Elias chuckled again. “Dad would shit a brick.”

Cade shrugged. “Back in his glory days. Since the stroke, not much pisses him off.”

“If you say so. Bet that’d still get a rise out of him on a good day.”

About The Author:
Rebecca Coleman

A New Yorker by birth, Rebecca Coleman grew up in the close suburbs of Washington, D.C., in an academic family. A year spent in Germany, at the age of eight, would later provide the basis for the protagonist’s background in “The Kingdom of Childhood.” She first learned about the Waldorf School movement at age 14 and quickly developed a fascination with its culture and philosophies. After studying elementary education for several years at the University of Maryland, she graduated with a degree in English, awarded with honors. She lives in suburban Maryland with her husband and their four young children.

Review:
Author Rebecca Coleman has this uncanny ability to channel her characters with such realism, I forget I'm reading a work of fiction because my mind is so wrapped up around her people, um, characters. As she did with her previous novel, Kingdom of Childhood, she has created people, lifestyles and situations that remain with the reader long after the reading is done. 

Jill doesn't have a family and while in college, she meets Cade and falls for him in a head over heels and more sort of way. Cade is the embodiment of perfection for her with his charm, good looks, and he aspires to be successful in politics. Jill sees her future in him and while he loves her too, he finds the picture perfect wife of a rising political candidate. But simply being a trophy wife is not the only concern Jill has to contend with. An unexpected pregnancy has Cade doing what he has always dreaded: unable to support his beloved, he brings her home. Why should the wonderful Cade be afraid of Jill meeting the Olmsteads?
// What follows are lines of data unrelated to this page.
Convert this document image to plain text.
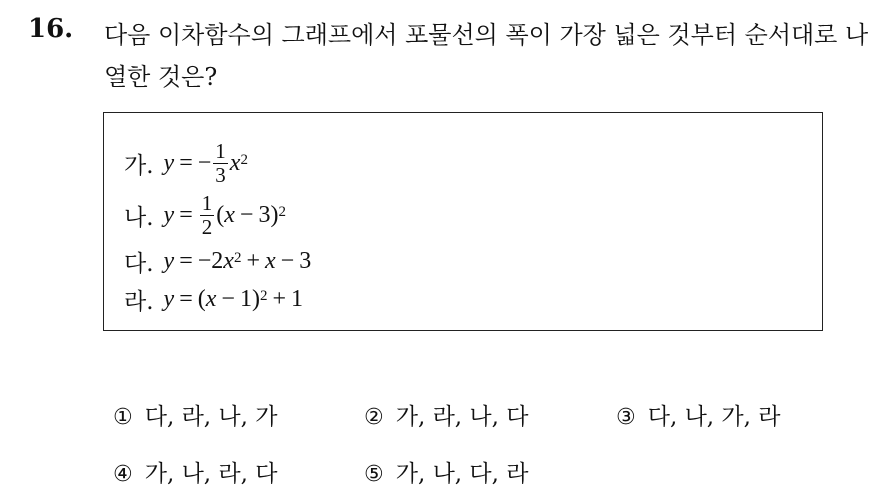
16. 다음 이차함수의 그래프에서 포물선의 폭이 가장 넓은 것부터 순서대로 나열한 것은?
가. y = − $\frac{1}{3} x^2$
나. $y = \frac{1}{2}$ ( x − 3 )$^2$
다. y = −2 $x^2 + x - 3$
라. y = ( x − 1 )$^2$ + 1
① 다, 라, 나, 가	② 가, 라, 나, 다	③ 다, 나, 가, 라
④ 가, 나, 라, 다	⑤ 가, 나, 다, 라
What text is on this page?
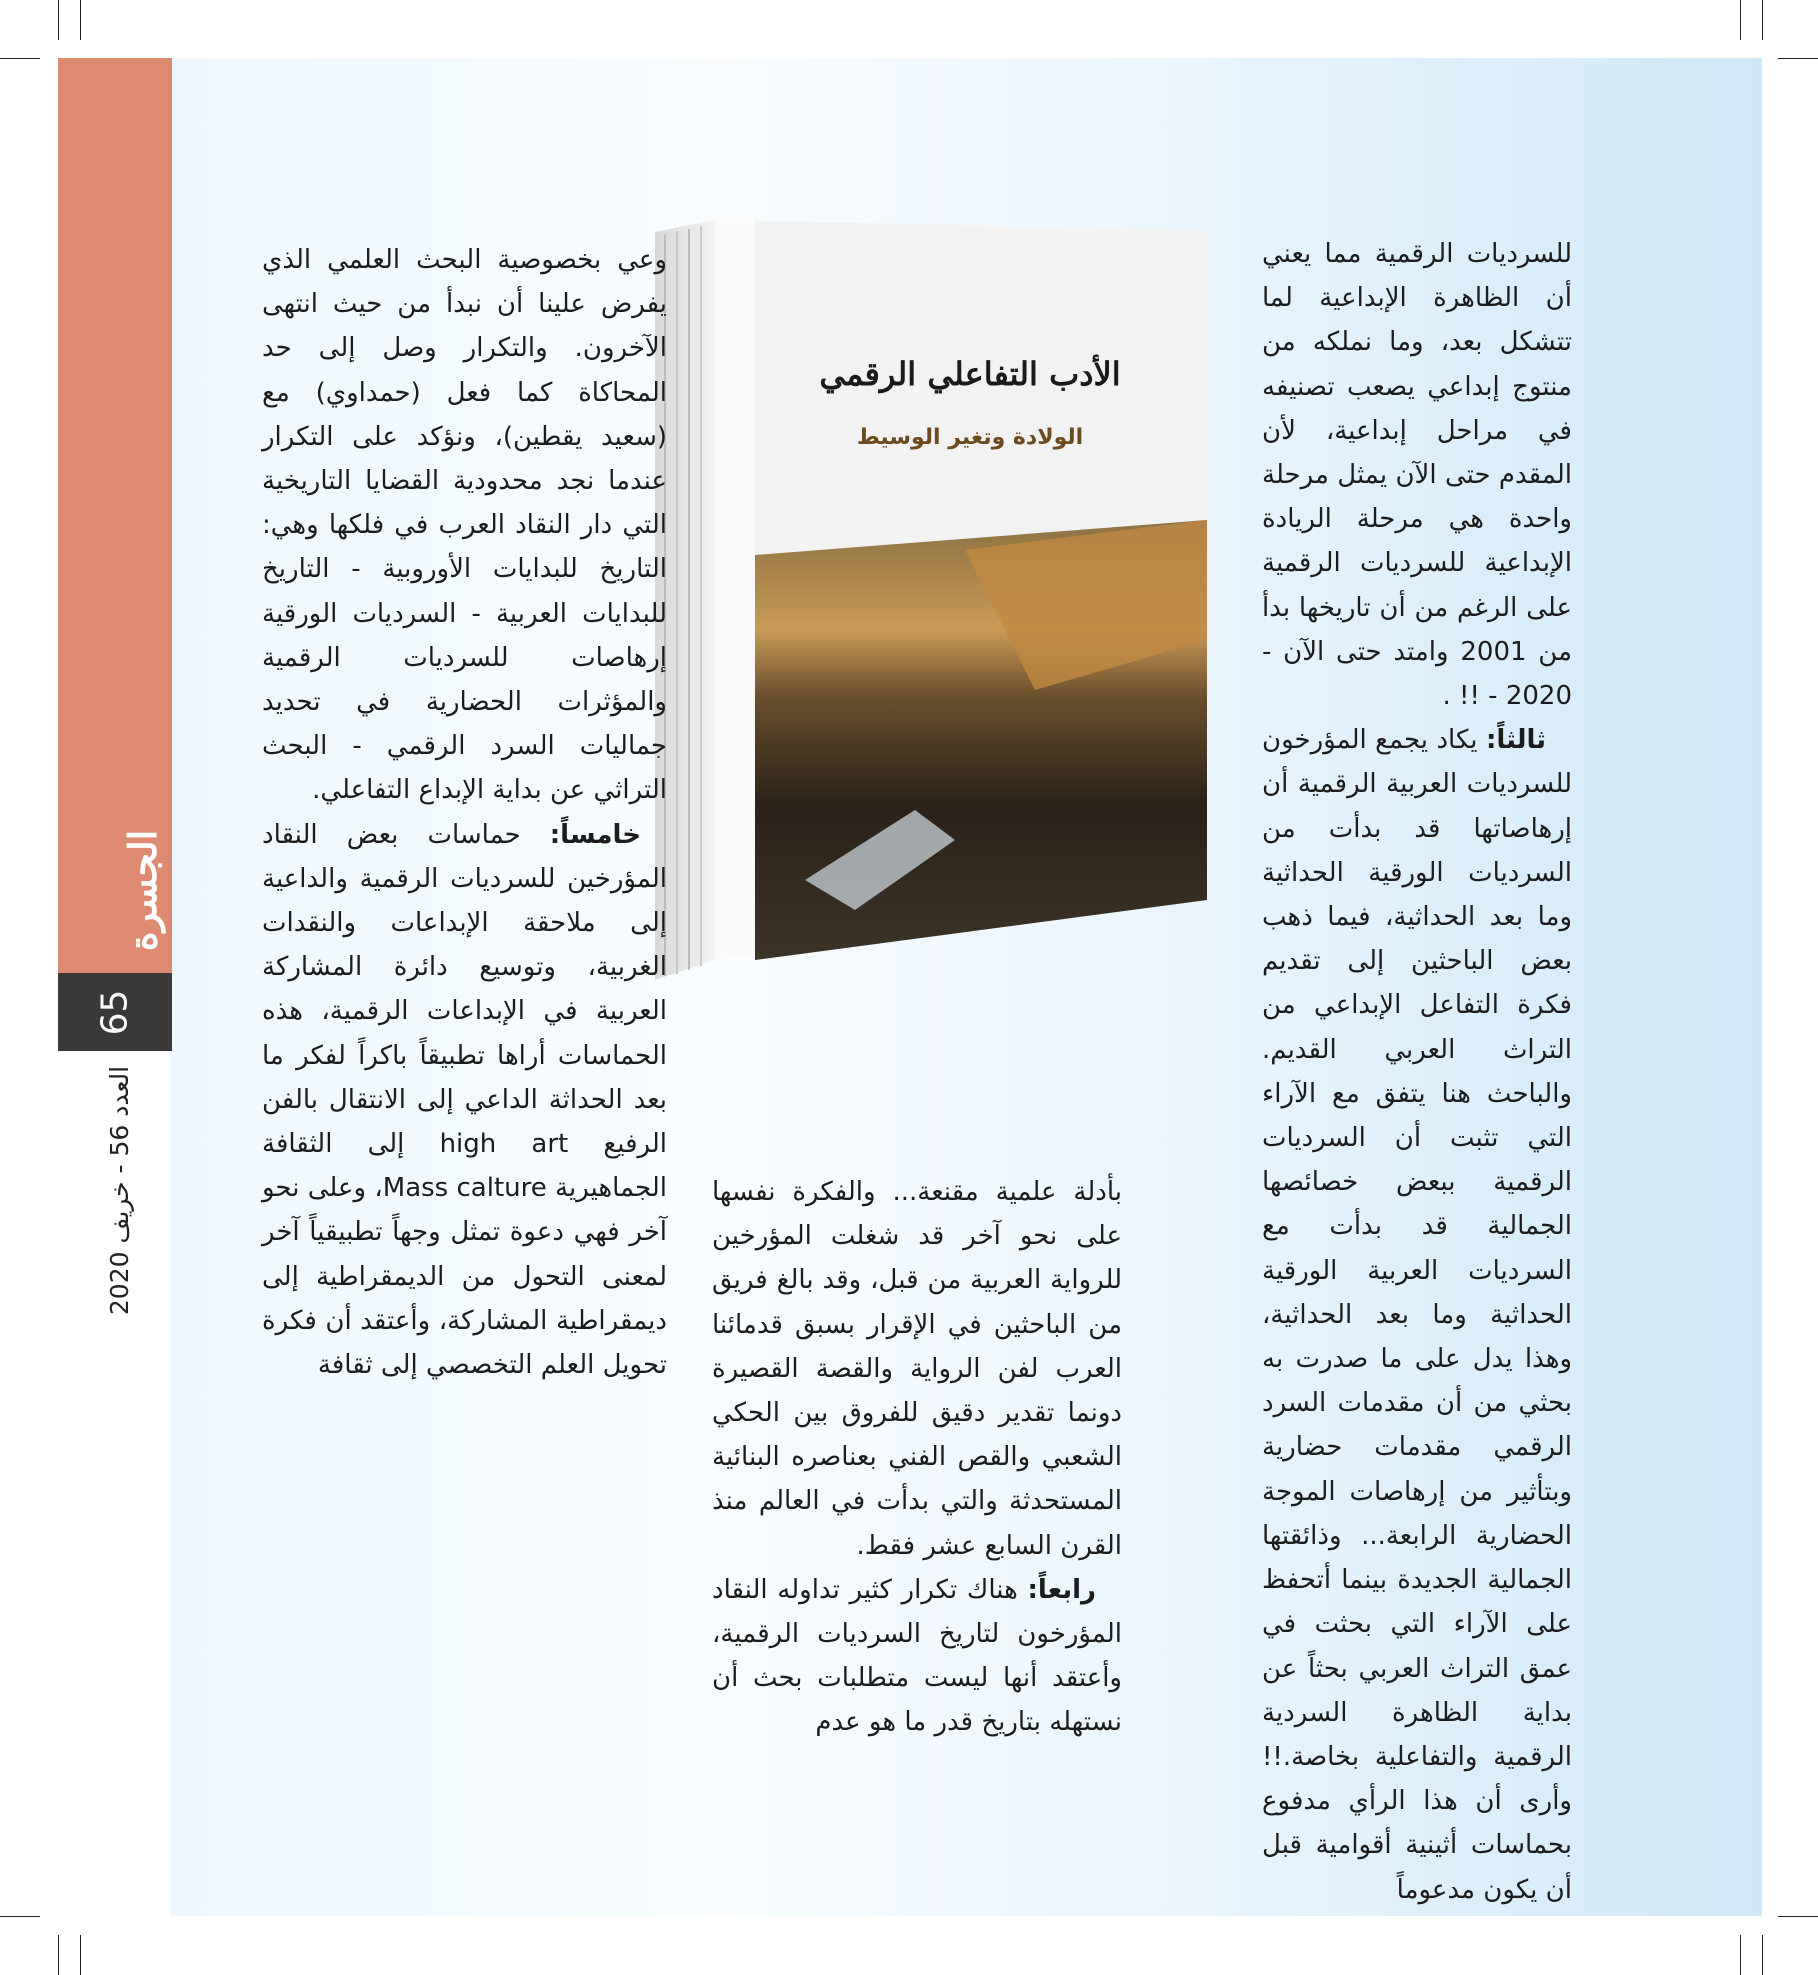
الجسرة
65
العدد 56 - خريف 2020
الأدب التفاعلي الرقمي
الولادة وتغير الوسيط

للسرديات الرقمية مما يعني أن الظاهرة الإبداعية لما تتشكل بعد، وما نملكه من منتوج إبداعي يصعب تصنيفه في مراحل إبداعية، لأن المقدم حتى الآن يمثل مرحلة واحدة هي مرحلة الريادة الإبداعية للسرديات الرقمية على الرغم من أن تاريخها بدأ من 2001 وامتد حتى الآن - 2020 - !! .

ثالثاً: يكاد يجمع المؤرخون للسرديات العربية الرقمية أن إرهاصاتها قد بدأت من السرديات الورقية الحداثية وما بعد الحداثية، فيما ذهب بعض الباحثين إلى تقديم فكرة التفاعل الإبداعي من التراث العربي القديم. والباحث هنا يتفق مع الآراء التي تثبت أن السرديات الرقمية ببعض خصائصها الجمالية قد بدأت مع السرديات العربية الورقية الحداثية وما بعد الحداثية، وهذا يدل على ما صدرت به بحثي من أن مقدمات السرد الرقمي مقدمات حضارية وبتأثير من إرهاصات الموجة الحضارية الرابعة... وذائقتها الجمالية الجديدة بينما أتحفظ على الآراء التي بحثت في عمق التراث العربي بحثاً عن بداية الظاهرة السردية الرقمية والتفاعلية بخاصة.!! وأرى أن هذا الرأي مدفوع بحماسات أثينية أقوامية قبل أن يكون مدعوماً

بأدلة علمية مقنعة... والفكرة نفسها على نحو آخر قد شغلت المؤرخين للرواية العربية من قبل، وقد بالغ فريق من الباحثين في الإقرار بسبق قدمائنا العرب لفن الرواية والقصة القصيرة دونما تقدير دقيق للفروق بين الحكي الشعبي والقص الفني بعناصره البنائية المستحدثة والتي بدأت في العالم منذ القرن السابع عشر فقط.

رابعاً: هناك تكرار كثير تداوله النقاد المؤرخون لتاريخ السرديات الرقمية، وأعتقد أنها ليست متطلبات بحث أن نستهله بتاريخ قدر ما هو عدم

وعي بخصوصية البحث العلمي الذي يفرض علينا أن نبدأ من حيث انتهى الآخرون. والتكرار وصل إلى حد المحاكاة كما فعل (حمداوي) مع (سعيد يقطين)، ونؤكد على التكرار عندما نجد محدودية القضايا التاريخية التي دار النقاد العرب في فلكها وهي: التاريخ للبدايات الأوروبية - التاريخ للبدايات العربية - السرديات الورقية إرهاصات للسرديات الرقمية والمؤثرات الحضارية في تحديد جماليات السرد الرقمي - البحث التراثي عن بداية الإبداع التفاعلي.

خامساً: حماسات بعض النقاد المؤرخين للسرديات الرقمية والداعية إلى ملاحقة الإبداعات والنقدات الغربية، وتوسيع دائرة المشاركة العربية في الإبداعات الرقمية، هذه الحماسات أراها تطبيقاً باكراً لفكر ما بعد الحداثة الداعي إلى الانتقال بالفن الرفيع high art إلى الثقافة الجماهيرية Mass calture، وعلى نحو آخر فهي دعوة تمثل وجهاً تطبيقياً آخر لمعنى التحول من الديمقراطية إلى ديمقراطية المشاركة، وأعتقد أن فكرة تحويل العلم التخصصي إلى ثقافة
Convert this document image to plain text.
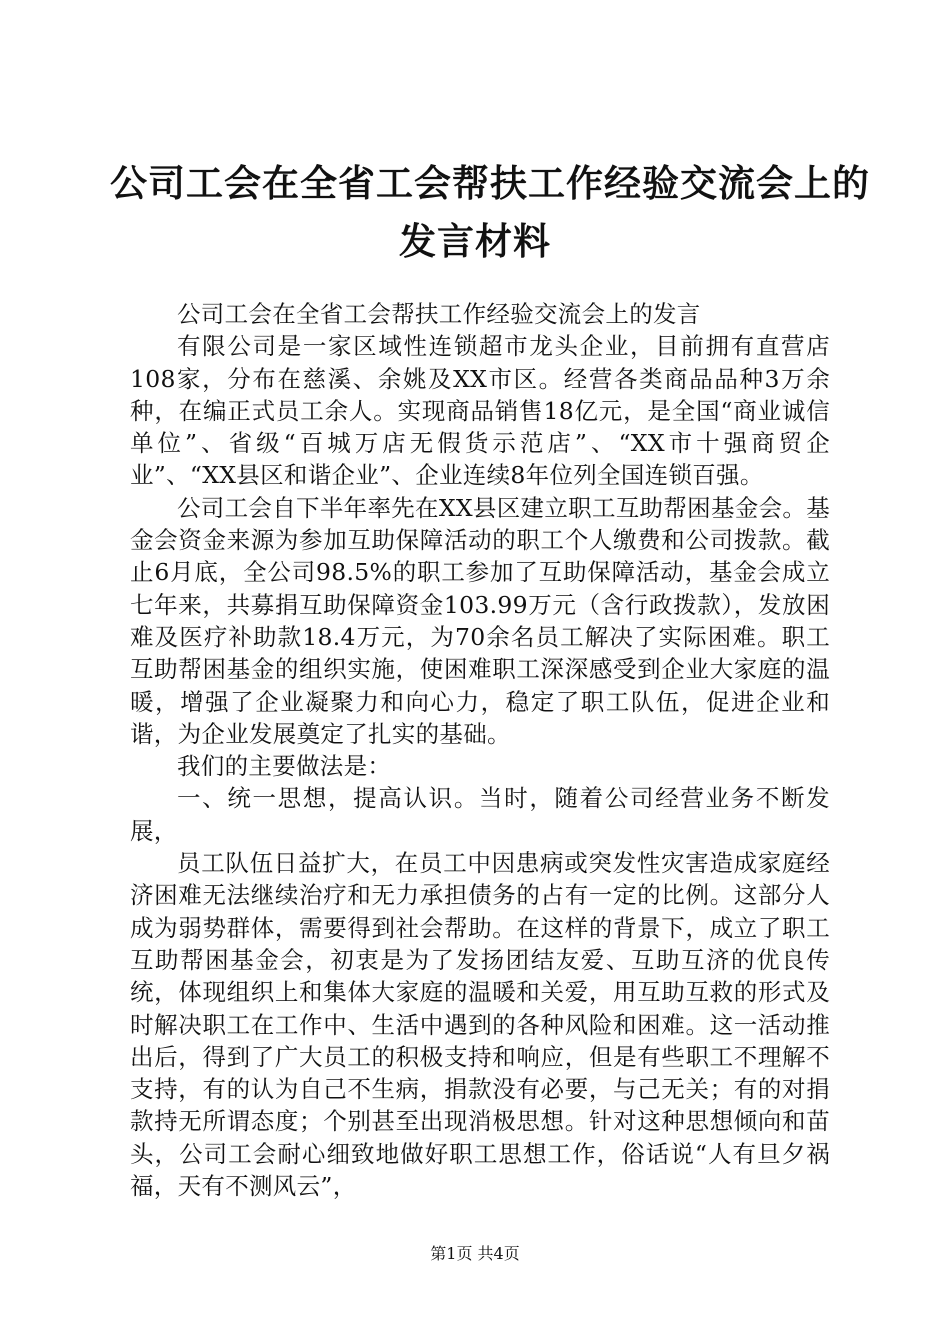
公司工会在全省工会帮扶工作经验交流会上的
发言材料

公司工会在全省工会帮扶工作经验交流会上的发言

有限公司是一家区域性连锁超市龙头企业，目前拥有直营店108家，分布在慈溪、余姚及XX市区。经营各类商品品种3万余种，在编正式员工余人。实现商品销售18亿元，是全国“商业诚信单位”、省级“百城万店无假货示范店”、“XX市十强商贸企业”、“XX县区和谐企业”、企业连续8年位列全国连锁百强。

公司工会自下半年率先在XX县区建立职工互助帮困基金会。基金会资金来源为参加互助保障活动的职工个人缴费和公司拨款。截止6月底，全公司98.5%的职工参加了互助保障活动，基金会成立七年来，共募捐互助保障资金103.99万元（含行政拨款），发放困难及医疗补助款18.4万元，为70余名员工解决了实际困难。职工互助帮困基金的组织实施，使困难职工深深感受到企业大家庭的温暖，增强了企业凝聚力和向心力，稳定了职工队伍，促进企业和谐，为企业发展奠定了扎实的基础。

我们的主要做法是：

一、统一思想，提高认识。当时，随着公司经营业务不断发展，

员工队伍日益扩大，在员工中因患病或突发性灾害造成家庭经济困难无法继续治疗和无力承担债务的占有一定的比例。这部分人成为弱势群体，需要得到社会帮助。在这样的背景下，成立了职工互助帮困基金会，初衷是为了发扬团结友爱、互助互济的优良传统，体现组织上和集体大家庭的温暖和关爱，用互助互救的形式及时解决职工在工作中、生活中遇到的各种风险和困难。这一活动推出后，得到了广大员工的积极支持和响应，但是有些职工不理解不支持，有的认为自己不生病，捐款没有必要，与己无关；有的对捐款持无所谓态度；个别甚至出现消极思想。针对这种思想倾向和苗头，公司工会耐心细致地做好职工思想工作，俗话说“人有旦夕祸福，天有不测风云”，

第1页 共4页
The author tells her story through the varying viewpoints of some of her characters. Jill is the primary narrator but we are privy to the thoughts of Cade, his brother, Wade, and their mother, Leela. Multi-facted, deeply flawed and wounded (as is the case with Wade, who is suffering from PTSD--post traumatic stress disorder), we see first hand that looks are incredibly deceiving. Cade, so into tanning, had wanted to keep Jill away from his dysfunctional family: an abusive father suffering from debilitating strokes who hates to see any form of weakness in people, a mother beaten down by her life, a brother physically, mentally and emotionally scarred from the battlefronts of war and home, a Barbie-like married sister named Candy, blissfully ignorant to the truth. 

There is so much going on in Heaven Should Fall that my review cannot mention. There is drama, romance, thrilling aspects, mystery, racism, bigotry, tragedy, and more shaping this novel into a literary tour de force. Should Jill bring her baby up in the type of household Cade's family stands for? The answer can found within the pages of Heaven Should Fall. Deeply moving, involving, and touching, Rebecca Coleman shaves through the layers of her characters to create an unforgettable portrait of a picture perfect American family far removed from perfection. I also applaud the author for bring to light how our society treats our veterans (especially those with PTSD).

Rating: 4

Cover comment: I like it. After reading the book, I understand the cover more.

Book source: I received a copy from the publisher in return for my honest review during a book tour.